History
The C.J. Howe building is significant for two reasons. It is one of the few buildings to have survived a fire on July 12, 1919, a fire which destroyed the wooden structures of the central business district. Only those few brick buildings survived. The building is also and authentic representation of turn-of-the-century commercial architecture. And during the 1960s, a well intending but misguided movement to “early-up” storefronts in Brownsville to attract tourists reduces further the number of unaltered historic buildings on Brownsville’s main street.
C.J. Howe was one of several brothers who had come to Brownsville from Massachusetts, and the deed shows that the Howe’s had purchased land within the district as early as the 1890s. A grocery was purchased in 1905, and two of the brothers formed a partnership in 1907, apparently to enlarge the business. The store was operated by the family until the Great Depression, when the familiar pattern of unpaid accounts contributed to its failure. Since that time, the building has housed various forms of commercial activities, an appliance store, shoe store, tire store, antique store, beauty salon, and as noted earlier, the upper story was converted to apartments during the Second World War. Located at a major intersection, the store served as a gathering place for local merchants and farmers.
Brownsville, whose population has stayed around 1,500 people and is Linn Counties oldest town, has been identified as a fifth-order town.
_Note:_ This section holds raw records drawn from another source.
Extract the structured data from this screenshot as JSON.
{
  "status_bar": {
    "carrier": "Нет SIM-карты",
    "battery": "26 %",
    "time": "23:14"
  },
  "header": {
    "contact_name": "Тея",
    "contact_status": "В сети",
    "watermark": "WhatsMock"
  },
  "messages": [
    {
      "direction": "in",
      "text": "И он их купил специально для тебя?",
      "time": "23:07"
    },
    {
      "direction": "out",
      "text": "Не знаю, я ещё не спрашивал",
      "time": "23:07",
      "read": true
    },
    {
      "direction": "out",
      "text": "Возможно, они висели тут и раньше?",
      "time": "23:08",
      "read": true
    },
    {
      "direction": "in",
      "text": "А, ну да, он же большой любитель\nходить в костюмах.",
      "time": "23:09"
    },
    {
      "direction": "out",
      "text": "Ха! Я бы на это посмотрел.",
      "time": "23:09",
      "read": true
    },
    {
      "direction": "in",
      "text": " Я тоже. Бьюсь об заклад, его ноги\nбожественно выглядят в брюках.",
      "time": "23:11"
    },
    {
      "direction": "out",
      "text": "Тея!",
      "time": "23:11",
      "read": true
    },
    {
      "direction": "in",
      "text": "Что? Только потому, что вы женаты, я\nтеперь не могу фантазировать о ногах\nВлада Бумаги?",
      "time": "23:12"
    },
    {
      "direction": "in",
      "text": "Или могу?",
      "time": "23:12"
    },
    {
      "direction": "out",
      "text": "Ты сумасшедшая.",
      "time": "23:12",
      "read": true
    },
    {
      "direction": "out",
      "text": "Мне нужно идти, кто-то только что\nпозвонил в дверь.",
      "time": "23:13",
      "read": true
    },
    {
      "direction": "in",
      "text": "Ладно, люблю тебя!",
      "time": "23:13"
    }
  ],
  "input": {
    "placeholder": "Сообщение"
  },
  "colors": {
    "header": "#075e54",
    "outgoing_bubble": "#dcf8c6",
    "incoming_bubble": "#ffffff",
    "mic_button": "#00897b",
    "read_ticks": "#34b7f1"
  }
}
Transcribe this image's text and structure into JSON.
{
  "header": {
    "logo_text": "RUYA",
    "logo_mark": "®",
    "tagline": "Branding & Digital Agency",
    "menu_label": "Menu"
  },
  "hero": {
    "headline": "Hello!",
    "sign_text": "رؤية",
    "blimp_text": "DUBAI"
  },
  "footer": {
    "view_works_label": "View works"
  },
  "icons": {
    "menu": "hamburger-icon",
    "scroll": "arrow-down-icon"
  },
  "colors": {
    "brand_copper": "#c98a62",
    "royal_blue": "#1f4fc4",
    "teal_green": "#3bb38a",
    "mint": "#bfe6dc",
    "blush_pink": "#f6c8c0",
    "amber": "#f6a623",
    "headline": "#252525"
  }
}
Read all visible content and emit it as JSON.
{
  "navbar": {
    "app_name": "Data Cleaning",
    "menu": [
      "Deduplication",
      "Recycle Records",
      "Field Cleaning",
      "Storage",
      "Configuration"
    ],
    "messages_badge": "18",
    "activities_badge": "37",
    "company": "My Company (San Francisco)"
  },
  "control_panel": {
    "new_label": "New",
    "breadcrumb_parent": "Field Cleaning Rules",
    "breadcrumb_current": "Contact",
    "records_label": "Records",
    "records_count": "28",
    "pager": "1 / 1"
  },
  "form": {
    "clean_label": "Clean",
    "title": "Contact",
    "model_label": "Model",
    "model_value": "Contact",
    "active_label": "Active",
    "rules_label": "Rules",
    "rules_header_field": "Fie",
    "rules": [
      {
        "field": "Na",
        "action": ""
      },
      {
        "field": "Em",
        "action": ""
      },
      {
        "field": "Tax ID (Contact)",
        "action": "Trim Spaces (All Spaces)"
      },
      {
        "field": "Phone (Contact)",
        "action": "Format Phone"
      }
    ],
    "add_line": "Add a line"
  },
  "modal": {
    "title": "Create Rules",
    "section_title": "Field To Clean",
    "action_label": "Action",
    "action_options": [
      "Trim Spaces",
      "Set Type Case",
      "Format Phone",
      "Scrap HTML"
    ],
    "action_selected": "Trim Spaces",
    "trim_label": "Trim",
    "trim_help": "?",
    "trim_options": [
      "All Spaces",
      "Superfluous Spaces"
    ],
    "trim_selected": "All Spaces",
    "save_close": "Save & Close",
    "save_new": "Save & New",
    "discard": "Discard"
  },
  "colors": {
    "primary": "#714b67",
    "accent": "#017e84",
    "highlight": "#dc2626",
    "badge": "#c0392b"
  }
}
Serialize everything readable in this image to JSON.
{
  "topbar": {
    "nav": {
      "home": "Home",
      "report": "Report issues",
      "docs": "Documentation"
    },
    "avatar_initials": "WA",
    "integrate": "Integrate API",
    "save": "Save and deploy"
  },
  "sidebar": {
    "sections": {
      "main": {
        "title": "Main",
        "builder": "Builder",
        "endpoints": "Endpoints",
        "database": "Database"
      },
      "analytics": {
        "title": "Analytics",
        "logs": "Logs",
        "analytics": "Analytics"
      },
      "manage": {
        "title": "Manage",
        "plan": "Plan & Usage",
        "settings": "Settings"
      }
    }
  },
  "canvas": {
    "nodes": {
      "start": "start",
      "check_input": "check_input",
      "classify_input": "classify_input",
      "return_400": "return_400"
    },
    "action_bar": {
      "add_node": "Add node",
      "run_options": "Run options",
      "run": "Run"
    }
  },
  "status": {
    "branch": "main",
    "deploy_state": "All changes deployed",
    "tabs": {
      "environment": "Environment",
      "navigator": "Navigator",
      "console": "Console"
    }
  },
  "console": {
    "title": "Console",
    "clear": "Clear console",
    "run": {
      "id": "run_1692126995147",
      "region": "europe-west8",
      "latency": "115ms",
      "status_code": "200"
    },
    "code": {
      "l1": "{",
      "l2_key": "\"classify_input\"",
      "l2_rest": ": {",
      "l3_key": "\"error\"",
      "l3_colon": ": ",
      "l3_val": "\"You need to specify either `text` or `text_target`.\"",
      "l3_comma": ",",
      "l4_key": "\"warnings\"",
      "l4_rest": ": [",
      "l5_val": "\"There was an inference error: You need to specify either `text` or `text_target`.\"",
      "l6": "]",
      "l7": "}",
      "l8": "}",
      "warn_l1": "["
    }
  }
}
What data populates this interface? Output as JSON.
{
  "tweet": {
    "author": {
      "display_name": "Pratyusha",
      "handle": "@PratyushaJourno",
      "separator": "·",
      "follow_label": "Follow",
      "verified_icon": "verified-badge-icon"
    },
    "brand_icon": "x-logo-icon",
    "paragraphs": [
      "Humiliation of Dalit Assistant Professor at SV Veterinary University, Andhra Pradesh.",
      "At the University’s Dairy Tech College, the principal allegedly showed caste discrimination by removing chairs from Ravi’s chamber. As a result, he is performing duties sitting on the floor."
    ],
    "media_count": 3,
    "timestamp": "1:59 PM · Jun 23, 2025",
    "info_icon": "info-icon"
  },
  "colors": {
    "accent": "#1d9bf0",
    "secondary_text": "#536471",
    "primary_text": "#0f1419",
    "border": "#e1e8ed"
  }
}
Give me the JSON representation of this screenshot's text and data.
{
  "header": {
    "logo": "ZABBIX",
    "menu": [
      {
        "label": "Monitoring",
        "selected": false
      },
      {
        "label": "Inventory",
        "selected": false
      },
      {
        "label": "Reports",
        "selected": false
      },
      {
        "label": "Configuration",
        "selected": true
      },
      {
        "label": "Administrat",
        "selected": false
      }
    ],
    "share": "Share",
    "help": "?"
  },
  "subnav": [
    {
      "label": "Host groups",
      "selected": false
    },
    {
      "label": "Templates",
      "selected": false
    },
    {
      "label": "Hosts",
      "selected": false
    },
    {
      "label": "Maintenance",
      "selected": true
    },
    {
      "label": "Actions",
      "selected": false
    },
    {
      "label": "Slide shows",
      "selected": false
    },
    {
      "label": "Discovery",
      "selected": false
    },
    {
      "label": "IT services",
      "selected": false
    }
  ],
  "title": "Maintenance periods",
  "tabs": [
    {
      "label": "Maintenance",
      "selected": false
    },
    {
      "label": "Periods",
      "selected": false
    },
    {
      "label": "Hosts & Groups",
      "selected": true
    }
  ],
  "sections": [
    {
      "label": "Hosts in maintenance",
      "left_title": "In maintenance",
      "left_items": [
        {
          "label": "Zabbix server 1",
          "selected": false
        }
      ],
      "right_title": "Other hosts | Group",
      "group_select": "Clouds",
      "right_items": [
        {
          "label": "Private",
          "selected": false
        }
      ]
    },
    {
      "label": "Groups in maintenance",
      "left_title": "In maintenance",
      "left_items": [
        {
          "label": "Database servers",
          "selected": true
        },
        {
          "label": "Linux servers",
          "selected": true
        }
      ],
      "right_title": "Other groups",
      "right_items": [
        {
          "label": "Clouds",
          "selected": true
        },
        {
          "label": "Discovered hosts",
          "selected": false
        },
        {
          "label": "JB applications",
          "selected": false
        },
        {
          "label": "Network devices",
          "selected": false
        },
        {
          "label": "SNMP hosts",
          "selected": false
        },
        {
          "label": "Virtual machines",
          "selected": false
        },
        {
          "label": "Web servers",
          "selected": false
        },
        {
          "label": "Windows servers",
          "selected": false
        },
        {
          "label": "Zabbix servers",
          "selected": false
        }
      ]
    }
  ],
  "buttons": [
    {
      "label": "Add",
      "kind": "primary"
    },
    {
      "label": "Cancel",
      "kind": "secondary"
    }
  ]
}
It’s representative of a community which thrived earlier in Oregon’s Willamette Valley. It’s present lack of economic diversity and its distant decay factor from the interstate freeway and major economic centers have contributed to the town’s lack of major growth in recent decades.
This lack of growth, however, has contributed to the preservation of the town’s architectural resources. Many churches, homes and farmhouses on the perimeter of the downtown area attest to Brownsville’s origins in the 19th century. The C.J. Howe building is Brownsville’s best preserved example of commercial architecture dating from the time when the town was at the height of its commercial and economic importance.